Well, most recently we had a thread based on a newspaper article that suggested that Lincoln was suffering from syphilis and therefore treated himself with the blue mercury pills.
https://civilwartalk.com/threads/op-ed-5-myths-about-abraham-lincoln.22329/page-2#post-2066313
 
Well, most recently we had a thread based on a newspaper article that suggested that Lincoln was suffering from syphilis and therefore treated himself with the blue mercury pills.

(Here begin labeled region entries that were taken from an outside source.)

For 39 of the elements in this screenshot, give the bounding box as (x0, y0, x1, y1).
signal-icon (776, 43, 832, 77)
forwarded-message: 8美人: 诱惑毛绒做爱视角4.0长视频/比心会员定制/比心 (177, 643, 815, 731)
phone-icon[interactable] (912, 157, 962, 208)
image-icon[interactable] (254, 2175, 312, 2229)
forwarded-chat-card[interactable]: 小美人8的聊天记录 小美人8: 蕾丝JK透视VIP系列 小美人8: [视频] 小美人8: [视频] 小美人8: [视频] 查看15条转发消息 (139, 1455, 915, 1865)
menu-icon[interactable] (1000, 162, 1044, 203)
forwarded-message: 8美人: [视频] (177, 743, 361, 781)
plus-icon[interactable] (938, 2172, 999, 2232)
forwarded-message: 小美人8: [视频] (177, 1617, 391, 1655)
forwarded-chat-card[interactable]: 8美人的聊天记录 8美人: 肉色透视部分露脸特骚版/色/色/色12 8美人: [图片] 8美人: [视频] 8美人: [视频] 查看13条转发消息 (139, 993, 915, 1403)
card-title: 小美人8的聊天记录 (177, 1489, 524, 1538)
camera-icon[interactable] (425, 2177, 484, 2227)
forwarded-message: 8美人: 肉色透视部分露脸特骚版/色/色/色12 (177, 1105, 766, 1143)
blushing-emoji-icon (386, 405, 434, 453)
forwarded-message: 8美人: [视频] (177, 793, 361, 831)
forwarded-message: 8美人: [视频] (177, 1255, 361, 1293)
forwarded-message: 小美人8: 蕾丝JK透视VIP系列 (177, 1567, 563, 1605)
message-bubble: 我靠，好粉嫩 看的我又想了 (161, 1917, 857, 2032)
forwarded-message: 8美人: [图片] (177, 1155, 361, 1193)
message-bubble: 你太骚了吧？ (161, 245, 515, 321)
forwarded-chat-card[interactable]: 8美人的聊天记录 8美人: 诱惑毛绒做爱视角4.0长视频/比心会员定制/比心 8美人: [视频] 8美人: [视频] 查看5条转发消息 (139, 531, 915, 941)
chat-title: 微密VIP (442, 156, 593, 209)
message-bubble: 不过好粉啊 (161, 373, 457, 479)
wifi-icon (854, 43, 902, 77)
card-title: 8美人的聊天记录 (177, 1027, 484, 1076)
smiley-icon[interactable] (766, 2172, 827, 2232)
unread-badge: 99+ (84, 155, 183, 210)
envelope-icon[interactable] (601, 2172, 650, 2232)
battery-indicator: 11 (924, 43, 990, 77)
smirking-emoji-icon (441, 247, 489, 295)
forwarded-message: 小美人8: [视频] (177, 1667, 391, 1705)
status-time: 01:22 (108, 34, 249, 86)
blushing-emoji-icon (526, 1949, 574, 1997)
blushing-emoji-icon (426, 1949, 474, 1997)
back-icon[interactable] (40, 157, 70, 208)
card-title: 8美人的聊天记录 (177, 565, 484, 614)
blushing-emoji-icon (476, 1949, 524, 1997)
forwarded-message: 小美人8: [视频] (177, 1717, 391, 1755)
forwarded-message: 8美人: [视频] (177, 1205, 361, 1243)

https://civilwartalk.com/threads/op-ed-5-myths-about-abraham-lincoln.22329/page-2#post-2066313
I wouldn't doubt it. After all, the famous saying back then was "one night with Venus and a lifetime of mercury!" was popular. Many men who contracted VD took the pills and their teeth and hair fell out as well as it was the mercury in the oil that made the top hats shine thus "the mad hatter"
 
It is easy to underestimate a woman who, in another time, might have run for the presidency herself instead of having to fulfill her ambitions through her husband. When they met, she was extremely intelligent, witty, charming and politically astute. She was also gorgeous, but I don't think that was her main point of attraction to the sixteenth President. As I've written before, it was more surprising to their friends that she was interested in Lincoln than that he was smitten by her.

Lincoln had been engaged to Mary Owens, who was rather ordinary in appearance, but intelligent, clever with words and had strong knowledge and opinions about politics. For a man who was political down to his bone marrow, Mary Todd was one of the rare women of that time who shared his passion for politics. For Mary, Lincoln was a man who did not pursue her for her beauty or her family connections, but who actually listened to her thoughts.
Back to the ORIGINAL subject of this thread, this assessment by @wbull1 closely coincides with the version put forth at that most appropriate place to visit, the Mary Todd Lincoln House in Lexington, Kentucky in which she grew up: https://civilwartalk.com/threads/mary-todd-lincoln-house-lexington-kentucky.135911/ Also, other sympathetic accounts describe Mary's intelligence - especially for the times - and her intense interest in politics, both rarities for women and especially Southern Belles of the day.